For over a month now, Archbishop Romulo Valles of the Archdiocese of Davao has been head of the influential Catholic Bishops’ Conference of the Philippines (CBCP), a development that some state and church leaders herald will bury the hatchet of animosity between the two clashing institutions.
Historically both influential figures in the in the southern Philippine island of Mindanao, Duterte and Valles are friends. Valles said he was committed to engaging the Duterte administration through open dialogue even as he noted that the CBCP acts a collegial body.
“(My) communication lines are open,” the prelate was quoted as saying in a CBCP report.
Valles succeeded Archbishop Socrates Villegas, a major critic of Duterte’s government. Villegas was a protege of the late Jaime Cardinal Sin, an icon of the peaceful 1986 EDSA Revolution that toppled the late dictator Ferdinand Marcos Sr and propelled housewife Corazon Aquino to power.
The former CBCP president had been at the receiving end of Duterte’s expletives for leading the body in strongly denouncing the government’s flagship deadly war on drugs that claimed the lives of thousands of drug suspects – mostly from the slums.
Duterte also lambasted other Catholic bishops and priests who criticised him for cursing, womanising and allegedly tolerating the extrajudicial killings of drug suspects by the police and unknown vigilante assassins.

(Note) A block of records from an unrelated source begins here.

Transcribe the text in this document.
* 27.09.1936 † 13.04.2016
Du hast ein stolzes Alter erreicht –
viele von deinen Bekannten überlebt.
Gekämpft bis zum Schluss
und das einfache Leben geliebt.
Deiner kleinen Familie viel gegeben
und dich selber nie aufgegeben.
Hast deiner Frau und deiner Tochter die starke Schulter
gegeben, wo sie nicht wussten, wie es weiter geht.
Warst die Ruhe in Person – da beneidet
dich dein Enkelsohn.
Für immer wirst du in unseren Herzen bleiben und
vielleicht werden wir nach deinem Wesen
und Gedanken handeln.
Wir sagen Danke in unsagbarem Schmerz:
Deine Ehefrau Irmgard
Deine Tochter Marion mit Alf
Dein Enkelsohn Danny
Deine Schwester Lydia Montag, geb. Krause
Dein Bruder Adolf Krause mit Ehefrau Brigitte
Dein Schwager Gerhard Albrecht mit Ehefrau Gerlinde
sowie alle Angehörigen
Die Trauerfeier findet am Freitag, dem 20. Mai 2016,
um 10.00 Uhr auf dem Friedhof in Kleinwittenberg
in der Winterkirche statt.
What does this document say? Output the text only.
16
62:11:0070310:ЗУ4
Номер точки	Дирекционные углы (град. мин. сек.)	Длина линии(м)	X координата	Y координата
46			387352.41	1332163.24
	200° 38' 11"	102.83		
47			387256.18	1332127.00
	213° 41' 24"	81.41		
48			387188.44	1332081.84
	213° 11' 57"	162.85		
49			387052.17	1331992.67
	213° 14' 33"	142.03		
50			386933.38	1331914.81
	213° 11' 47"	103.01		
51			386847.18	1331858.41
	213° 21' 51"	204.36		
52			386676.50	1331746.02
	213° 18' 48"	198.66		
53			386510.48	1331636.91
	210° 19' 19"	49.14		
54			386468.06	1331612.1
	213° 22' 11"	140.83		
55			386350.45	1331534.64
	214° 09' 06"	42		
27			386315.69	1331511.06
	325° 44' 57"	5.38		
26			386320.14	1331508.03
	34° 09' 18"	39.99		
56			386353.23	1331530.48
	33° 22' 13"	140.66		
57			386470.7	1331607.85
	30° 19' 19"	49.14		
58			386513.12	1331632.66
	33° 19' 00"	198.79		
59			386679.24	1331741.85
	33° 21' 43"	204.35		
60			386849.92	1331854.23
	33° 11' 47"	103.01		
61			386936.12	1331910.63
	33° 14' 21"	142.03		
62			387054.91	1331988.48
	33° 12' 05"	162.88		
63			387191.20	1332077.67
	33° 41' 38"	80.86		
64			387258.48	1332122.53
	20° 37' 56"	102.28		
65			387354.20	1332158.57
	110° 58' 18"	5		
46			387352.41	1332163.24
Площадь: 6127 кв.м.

The strongman from Mindanao, who claimed he was molested by a priest when he was young, has repeatedly accused the clergy of corruption and sexual abuses.
But he has spared from attacks on Valles, the archbishop of Davao City since 2012, where Duterte served for three decades in various capacities, mostly as mayor.
Asia’s largest Christian nation witnessed the close ties of Duterte and Valles when the latter led the ecumenical prayer for the presidential inauguration on June 30, 2016. Of the more than 100 million Filipinos, over 80 percent are Catholics.
“That as (Duterte) does his duties in fear of you, you will keep harm away from him, that you will use him for your holy and loving purpose alone, that he will have great understanding of your commands,” the prelate prayed at the time.
To be sure, Valles rose to become CBCP president with the trust of the council and not with Duterte’s influence in a country where the separation of the state and church is enshrined in the constitution.
By tradition, the CBCP elects its vice-president, which was Valles’ previous position for two consecutive terms, as the next president of the 72-year-old collegial body of bishops.
Valles was elected the 20th head of CBCP last July and assumed only last month with Malacanang back then describing the start of his two-year stint as “signaling a new day of peace for a multi-cultural Philippines.”
“Our warm congratulations to Archbishop Valles as he leads the Catholic faithful in the country, towards developing a deeper spiritual life and for the Church to have a more open dialogue and cooperation with the government, especially in working for the poor and the marginalised,” the Malacanang statement said.
Since Valles assumed the post a month ago, the CBCP has notably toned down its attacks on the government, with the four statements he issued so far as head of CBCP sparing Duterte of criticisms.
On Duterte’s deadly drug war, Valles earlier urged the public that instead of condemning the extra-judicial killings, they should “inspire the police to adhere to the rule of law,” noting the country did not realise the enormity of the drug problem until Duterte became president.
During the campaign trail, Duterte drew the ire of the public when he cursed Pope Francis as a “son of a whore” for causing heavy traffic during his Manila visit in January 2015.
Duterte approached Valles and asked him to send his letter of apology to the Holy Father, who eventually forgave the Filipino leader known for his habitual swearing.
The president also tried but failed to heed the advice of Valles to temper his cursing, promising to donate PHP1,000 (US$20) to charity for every expletive hurled.
Valles also officiated the baptism of Duterte’s grandson in Davao City in March 2017 that was attended by the family and their closest friends.
With the cordiality that Duterte and Valles mutually shared, Fr. Jerome Secillano, executive secretary of the CBCP public affairs committee, expressed optimism that a better relationship between the state and the church can move henceforth.
But he quickly added that the CBCP – despite Valles’ closeness to Duterte – will remain critical of other issues including birth control, same-sex marriage, human rights and restoration of the death penalty.
If CBCP tradition will be followed, Valles could serve for four years or until November 30, 2021 since incumbent officials are usually re-elected for their second and last term.
Duterte’s presidential term will last until mid-2022.